Also, data blocks obtained from a datanode can be corrupted, possibly caused by a Datanode storage device error, a network error, or a software bug. The HDFS client software implements a checksum (checksum) check of the contents of the HDFs file. When a new HDFs file is created, the checksum is computed for each chunk of the file, and officer is stored in the same HDFs namespace as a separate hidden file. When the client obtains the contents of the file, it verifies that the data obtained from Datanode matches the checksum in the corresponding checksum file, and if it does not match, the client can choose to get a copy of the block from the other datanode.

☆namenode Error

Fsimage and Editlog are the core data structures of HDFS. If these files are corrupted, the entire HDFs instance will be invalidated. Thus, Namenode can be configured to support the maintenance of multiple copies of Fsimage and Editlog. Any modifications to fsimage or Editlog will be synchronized to their copy. When Namenode restarts, it selects the most recent full fsimage and editlog to use.

Four Work flow for HDFs

Divided into write operations and read operations.
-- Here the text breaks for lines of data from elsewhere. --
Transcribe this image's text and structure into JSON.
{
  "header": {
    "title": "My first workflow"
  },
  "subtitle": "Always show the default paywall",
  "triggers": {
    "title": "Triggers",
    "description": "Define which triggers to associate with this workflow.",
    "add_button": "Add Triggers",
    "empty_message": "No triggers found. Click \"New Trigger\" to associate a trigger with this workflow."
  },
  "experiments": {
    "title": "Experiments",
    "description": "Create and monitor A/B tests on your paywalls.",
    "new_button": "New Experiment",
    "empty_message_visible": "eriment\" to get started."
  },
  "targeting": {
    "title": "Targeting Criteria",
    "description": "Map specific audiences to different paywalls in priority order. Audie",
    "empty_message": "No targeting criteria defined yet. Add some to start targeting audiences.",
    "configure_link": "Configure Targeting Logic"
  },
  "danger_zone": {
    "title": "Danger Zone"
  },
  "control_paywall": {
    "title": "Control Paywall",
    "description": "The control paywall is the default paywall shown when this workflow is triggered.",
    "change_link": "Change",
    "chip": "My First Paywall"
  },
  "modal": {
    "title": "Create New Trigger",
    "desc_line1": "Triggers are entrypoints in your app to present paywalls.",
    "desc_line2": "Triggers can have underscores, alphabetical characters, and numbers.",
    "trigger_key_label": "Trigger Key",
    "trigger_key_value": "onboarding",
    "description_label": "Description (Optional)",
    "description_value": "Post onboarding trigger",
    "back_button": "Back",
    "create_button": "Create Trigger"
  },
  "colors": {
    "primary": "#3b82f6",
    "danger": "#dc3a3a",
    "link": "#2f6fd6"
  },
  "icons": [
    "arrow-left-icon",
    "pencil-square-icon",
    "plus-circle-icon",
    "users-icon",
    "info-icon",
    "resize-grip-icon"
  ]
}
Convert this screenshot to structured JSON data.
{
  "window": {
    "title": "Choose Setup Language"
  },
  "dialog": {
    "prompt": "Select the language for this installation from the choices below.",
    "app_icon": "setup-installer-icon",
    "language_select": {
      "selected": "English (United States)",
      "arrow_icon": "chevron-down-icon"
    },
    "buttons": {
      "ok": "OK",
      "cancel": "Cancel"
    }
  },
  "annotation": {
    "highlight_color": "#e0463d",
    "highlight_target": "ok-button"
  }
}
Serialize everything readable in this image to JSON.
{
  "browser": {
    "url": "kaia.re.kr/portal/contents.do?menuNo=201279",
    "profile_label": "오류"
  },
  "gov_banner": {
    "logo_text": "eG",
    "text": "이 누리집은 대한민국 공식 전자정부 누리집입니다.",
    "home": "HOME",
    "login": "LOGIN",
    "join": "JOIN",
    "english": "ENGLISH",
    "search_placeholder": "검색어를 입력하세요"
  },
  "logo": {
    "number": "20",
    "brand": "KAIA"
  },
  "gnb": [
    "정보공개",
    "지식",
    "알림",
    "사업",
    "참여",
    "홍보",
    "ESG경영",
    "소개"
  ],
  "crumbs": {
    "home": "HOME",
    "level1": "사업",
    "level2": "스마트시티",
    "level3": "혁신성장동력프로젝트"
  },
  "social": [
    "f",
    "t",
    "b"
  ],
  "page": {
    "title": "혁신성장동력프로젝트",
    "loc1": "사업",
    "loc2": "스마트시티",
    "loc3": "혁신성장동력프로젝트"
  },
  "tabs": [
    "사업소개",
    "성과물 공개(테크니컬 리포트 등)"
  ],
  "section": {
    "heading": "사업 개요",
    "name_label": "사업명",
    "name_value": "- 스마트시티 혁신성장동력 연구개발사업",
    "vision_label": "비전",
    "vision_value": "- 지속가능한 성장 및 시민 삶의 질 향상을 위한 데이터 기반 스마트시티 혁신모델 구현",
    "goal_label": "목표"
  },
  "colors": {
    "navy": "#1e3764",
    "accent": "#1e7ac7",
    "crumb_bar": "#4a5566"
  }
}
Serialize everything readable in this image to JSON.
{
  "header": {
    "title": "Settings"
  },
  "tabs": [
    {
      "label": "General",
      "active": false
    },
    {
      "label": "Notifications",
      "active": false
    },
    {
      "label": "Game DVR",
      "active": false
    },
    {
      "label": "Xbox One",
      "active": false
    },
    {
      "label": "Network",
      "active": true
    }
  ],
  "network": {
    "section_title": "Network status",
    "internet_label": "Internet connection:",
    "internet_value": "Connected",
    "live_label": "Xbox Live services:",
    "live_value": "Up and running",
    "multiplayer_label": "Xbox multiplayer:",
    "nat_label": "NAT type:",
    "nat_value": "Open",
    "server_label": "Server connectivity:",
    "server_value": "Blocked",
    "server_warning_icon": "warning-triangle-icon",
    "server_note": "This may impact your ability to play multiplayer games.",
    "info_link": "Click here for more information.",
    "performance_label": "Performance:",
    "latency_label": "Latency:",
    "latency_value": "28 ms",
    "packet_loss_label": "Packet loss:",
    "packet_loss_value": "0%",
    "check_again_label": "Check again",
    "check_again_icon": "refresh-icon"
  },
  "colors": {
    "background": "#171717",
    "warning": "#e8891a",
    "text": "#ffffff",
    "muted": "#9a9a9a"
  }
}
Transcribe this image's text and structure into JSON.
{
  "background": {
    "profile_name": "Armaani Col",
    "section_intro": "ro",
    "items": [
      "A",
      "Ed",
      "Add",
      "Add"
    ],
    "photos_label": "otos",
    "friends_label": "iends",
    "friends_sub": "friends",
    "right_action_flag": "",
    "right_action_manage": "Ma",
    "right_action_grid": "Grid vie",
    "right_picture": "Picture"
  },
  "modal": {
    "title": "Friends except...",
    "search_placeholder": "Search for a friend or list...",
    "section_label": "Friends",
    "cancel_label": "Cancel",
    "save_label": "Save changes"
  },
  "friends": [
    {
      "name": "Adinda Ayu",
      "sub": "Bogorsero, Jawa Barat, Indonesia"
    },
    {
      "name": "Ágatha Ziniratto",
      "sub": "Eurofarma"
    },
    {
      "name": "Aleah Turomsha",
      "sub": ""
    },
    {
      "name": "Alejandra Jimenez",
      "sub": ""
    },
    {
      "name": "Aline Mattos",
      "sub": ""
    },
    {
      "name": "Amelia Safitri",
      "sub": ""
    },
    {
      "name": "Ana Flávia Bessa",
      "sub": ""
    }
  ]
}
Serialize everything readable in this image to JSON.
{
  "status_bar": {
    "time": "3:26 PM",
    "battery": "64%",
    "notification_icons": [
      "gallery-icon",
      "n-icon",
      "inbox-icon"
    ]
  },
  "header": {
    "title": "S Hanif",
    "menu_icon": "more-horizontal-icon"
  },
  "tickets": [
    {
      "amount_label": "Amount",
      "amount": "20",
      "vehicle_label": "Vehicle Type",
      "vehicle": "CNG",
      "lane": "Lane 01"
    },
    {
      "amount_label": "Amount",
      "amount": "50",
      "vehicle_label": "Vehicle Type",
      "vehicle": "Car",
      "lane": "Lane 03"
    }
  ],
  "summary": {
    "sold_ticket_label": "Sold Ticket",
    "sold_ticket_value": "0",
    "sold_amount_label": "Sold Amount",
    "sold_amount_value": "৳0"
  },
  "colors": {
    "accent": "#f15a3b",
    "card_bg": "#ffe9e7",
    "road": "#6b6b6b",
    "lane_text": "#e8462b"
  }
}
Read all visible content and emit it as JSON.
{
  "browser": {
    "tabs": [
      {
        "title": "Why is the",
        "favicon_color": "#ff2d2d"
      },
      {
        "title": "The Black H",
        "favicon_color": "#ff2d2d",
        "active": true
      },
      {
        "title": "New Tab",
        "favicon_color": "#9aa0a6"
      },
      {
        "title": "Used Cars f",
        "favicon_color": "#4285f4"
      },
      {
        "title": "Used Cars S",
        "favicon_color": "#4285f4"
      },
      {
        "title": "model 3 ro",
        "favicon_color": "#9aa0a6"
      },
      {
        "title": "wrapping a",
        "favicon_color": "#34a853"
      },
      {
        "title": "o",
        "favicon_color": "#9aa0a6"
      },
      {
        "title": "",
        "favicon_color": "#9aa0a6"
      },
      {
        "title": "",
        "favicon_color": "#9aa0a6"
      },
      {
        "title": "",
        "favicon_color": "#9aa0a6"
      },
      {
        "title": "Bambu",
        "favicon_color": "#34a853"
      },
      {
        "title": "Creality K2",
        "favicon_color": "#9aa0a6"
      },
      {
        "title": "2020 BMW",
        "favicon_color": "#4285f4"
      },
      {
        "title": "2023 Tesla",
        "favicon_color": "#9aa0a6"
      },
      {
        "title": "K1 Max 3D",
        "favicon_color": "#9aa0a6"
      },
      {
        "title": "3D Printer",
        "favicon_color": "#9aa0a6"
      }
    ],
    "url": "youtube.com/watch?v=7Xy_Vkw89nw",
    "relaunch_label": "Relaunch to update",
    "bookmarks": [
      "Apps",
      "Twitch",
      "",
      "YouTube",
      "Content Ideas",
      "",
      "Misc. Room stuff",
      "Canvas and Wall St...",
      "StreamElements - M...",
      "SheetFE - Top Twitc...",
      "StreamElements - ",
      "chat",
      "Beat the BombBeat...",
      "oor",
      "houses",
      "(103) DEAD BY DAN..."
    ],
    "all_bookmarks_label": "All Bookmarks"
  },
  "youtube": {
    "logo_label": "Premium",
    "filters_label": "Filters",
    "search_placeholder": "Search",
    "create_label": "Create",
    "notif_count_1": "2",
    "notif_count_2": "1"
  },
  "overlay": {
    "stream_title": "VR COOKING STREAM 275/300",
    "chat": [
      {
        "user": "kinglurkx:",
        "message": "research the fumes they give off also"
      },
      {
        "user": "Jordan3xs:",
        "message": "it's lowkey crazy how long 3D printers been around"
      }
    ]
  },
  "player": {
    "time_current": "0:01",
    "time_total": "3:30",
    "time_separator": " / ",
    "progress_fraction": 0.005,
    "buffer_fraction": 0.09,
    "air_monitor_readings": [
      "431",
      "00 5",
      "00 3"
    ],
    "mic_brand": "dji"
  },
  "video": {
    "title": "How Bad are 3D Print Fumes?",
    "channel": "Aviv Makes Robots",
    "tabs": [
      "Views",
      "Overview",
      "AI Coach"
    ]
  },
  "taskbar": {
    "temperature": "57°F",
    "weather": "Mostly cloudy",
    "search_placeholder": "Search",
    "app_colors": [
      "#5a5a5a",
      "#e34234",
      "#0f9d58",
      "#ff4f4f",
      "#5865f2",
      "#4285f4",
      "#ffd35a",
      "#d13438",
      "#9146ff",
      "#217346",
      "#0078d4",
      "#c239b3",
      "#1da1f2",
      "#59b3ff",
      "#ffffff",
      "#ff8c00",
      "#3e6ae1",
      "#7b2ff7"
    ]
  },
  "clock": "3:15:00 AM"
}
Let's take a look at the write operation

The client has a Filea file to upload to HDFs. The copy factor for HDFs is 3.HDFS distributed on 3 racks.

Detailed Step Analysis

1.Client Filea Press the default block size (64M). Divided into two pieces, block1 and Block2;
2. Upload a file to the Namenode communication request Filea,namenode Check to see if the destination file already exists and the parent directory exists
3.namenode returns whether it can be uploaded
4.client request the first block1 to which Datanode server to transfer
5.namenode returns 3 Datanode servers
Block1:host1,host4,host5
6.client starts uploading the first block to Host1 (the data is first read from the disk into a local memory cache), in packet units.
After receiving the 7.HOST1, the first package is sent to Host4, and the client sends a second package to host1;
8.HOST4 receives the first package, sends it to HOST5 and receives the second package from Host1.
9. And so on, as shown in the red line of the figure, until the block1 is sent.
10.HOST1,HOST4,HOST5 sends a notification to Namenode,host1 to the client, saying "the message has been sent out." As shown in the Yellow line of the figure.
11.client receives the message from Host1, sends a message to Namenode, notifies the Block1 that the operation is complete. As shown in the Blue Line
12. When a block transfer is complete, client requests Namenode upload Block2 again.
13.namenode returns 3 Datanode servers
Block2:host3,host9,host8
14.client started uploading data to Host3,host9 and HOST8. Process with Block1.

2. Read operation

Detailed step analysis with Namenode communication query metadata, find the file block where the Datanode server pick a datanode (nearest principle, then random) server, request to establish a socket stream Datanode start sending data client to receive in packet unit, Cache locally and then write to the destination file

Five. Application Scenarios

☆HDFS provides high-throughput application data access capabilities for applications with large datasets, and here are some common scenarios.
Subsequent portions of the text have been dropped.